One of those people is Chainarin Pongpornprot, a fellow Thai native and recent Northeastern graduate who studied business administration and finance. He and Ghogar met as members of a Thai club on the Boston campus and stayed in touch.
When Pongpornprot joined Carro early this year as part of the business development team, he found that there was no time to waste.
“It’s very fast-paced,” he says. “It’s like all hands on board all the time. Everything needs to be done in a matter of hours, which a big company usually takes weeks to plan and execute. We’re like, today it needs to go out, and everyone is rushing all the time to get things done.”
A third-generation Thai Indian, Ghogar developed an interest early on in finance and technology, and in how their overlapping effect can help improve people’s lives. As a student at NIST International School in Bangkok, he worked for a micro-development bank that loaned employees money to grow their businesses on the side.

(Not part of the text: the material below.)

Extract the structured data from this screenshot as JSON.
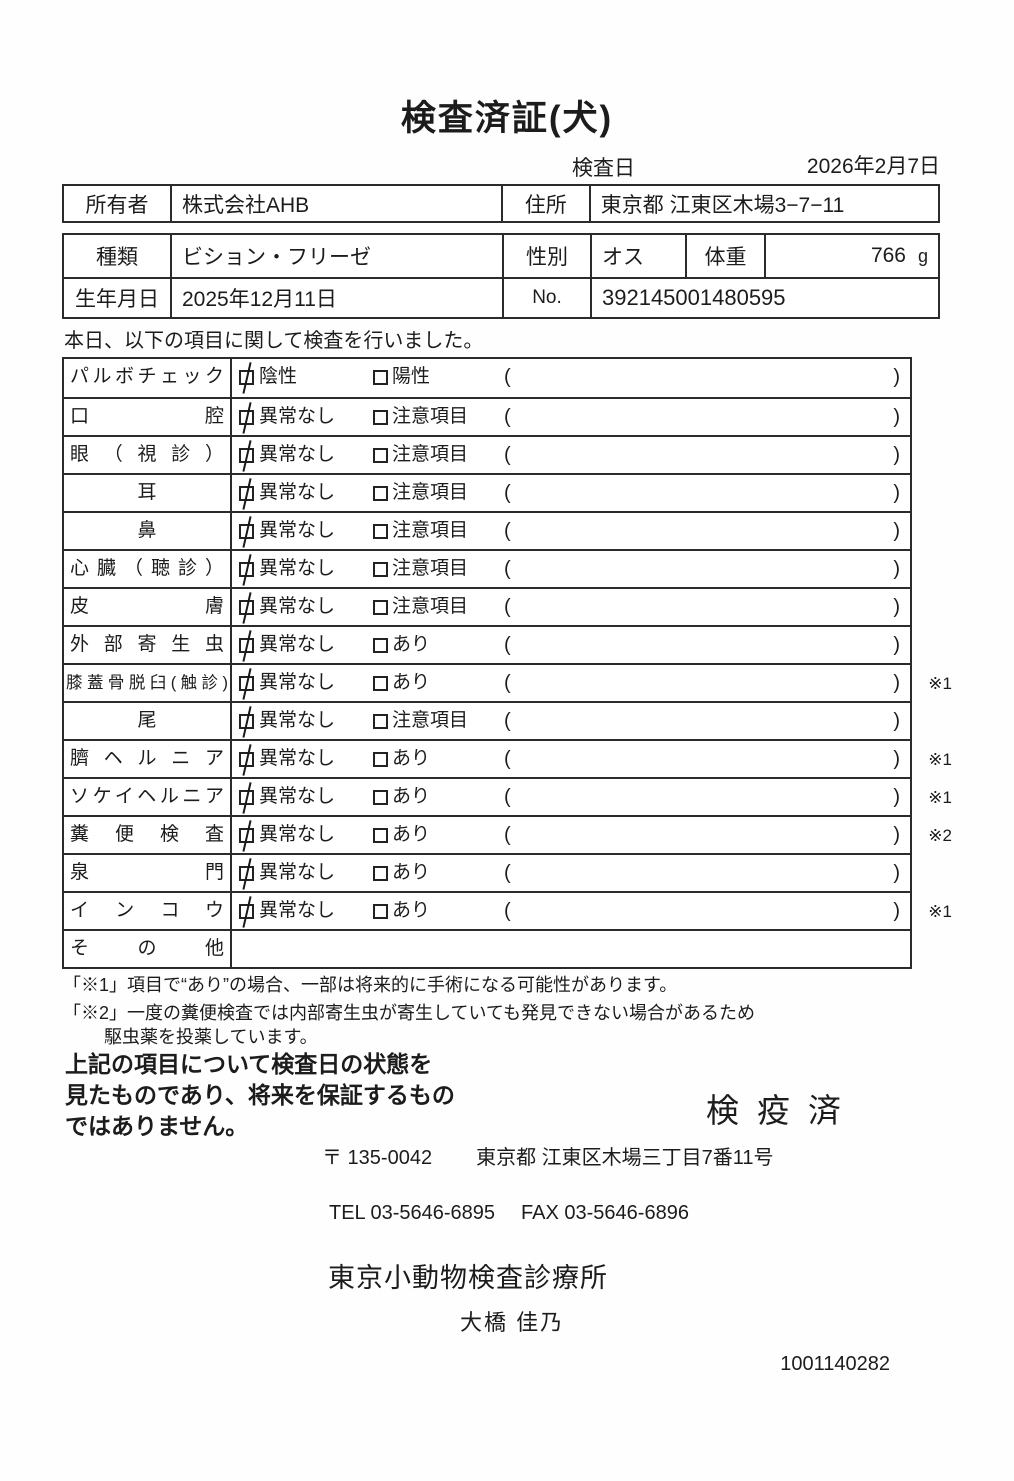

He continued exploring those interests as a finance and management information systems student at Northeastern, where he completed co-ops in Boston, New York City, and India.
By that third co-op, Ghogar, who had recently caught the startup bug, was ready to take a break from the corporate landscape and try something new. He signed on to work for a software company in Bangalore, where, he says, he crossed paths with entrepreneurs who claimed they were building sustainable businesses, only their companies didn’t actually solve problems or offer real value. In a way, it was his most transformational co-op experience, Ghogar says, because it helped him decide what he didn’t want to be.
“I quickly realized that I didn’t want to be this type of entrepreneur, someone who started a business just for the sake of it; a makes-it-to-the-top-quick sort of entrepreneur,” he says.
Wanting to make a bigger difference, he set his eyes on consulting or joining a small company after graduation. Then Carro fell into his lap.
“This opportunity really came as a blessing,” he says. “It’s definitely not what I expected coming out of college, but it was in line with the experiences that I was looking for—something that would throw me into the deep end, and allow me to learn to one day go off and become a better leader, become a better businessman.”
At Carro, he has an opportunity to work toward those goals every day.
“I’m able to really get my hands dirty,” he says. No pun intended.
In addition to running Carro, Ghogar is a member of Northeastern’s Young Global Leaders program, which comprises more than 100 recent graduates who advise university leadership and help to strengthen Northeastern’s network of international alumni.
As a member of the program, Ghogar is one of a number of alumni around the world who is helping to mobilize events to share their stories in order to help inspire and shape the Northeastern entrepreneurship ecosystem. He’s holding a round table on Nov. 13 in Bangkok that will take place in advance of Global Entrepreneurship Week, a worldwide celebration of entrepreneurship and innovation taking place Nov. 18-24.
Ghogar is also on the planning committee of the next installment of Northeastern’s annual Global Leadership Summit.The two-day event, which kicks off Feb. 29, will bring together Northeastern leaders, including President Joseph E. Aoun, with the university’s global community, business executives, and others to discuss the future of higher education and corporate social responsibility in India, among other topics.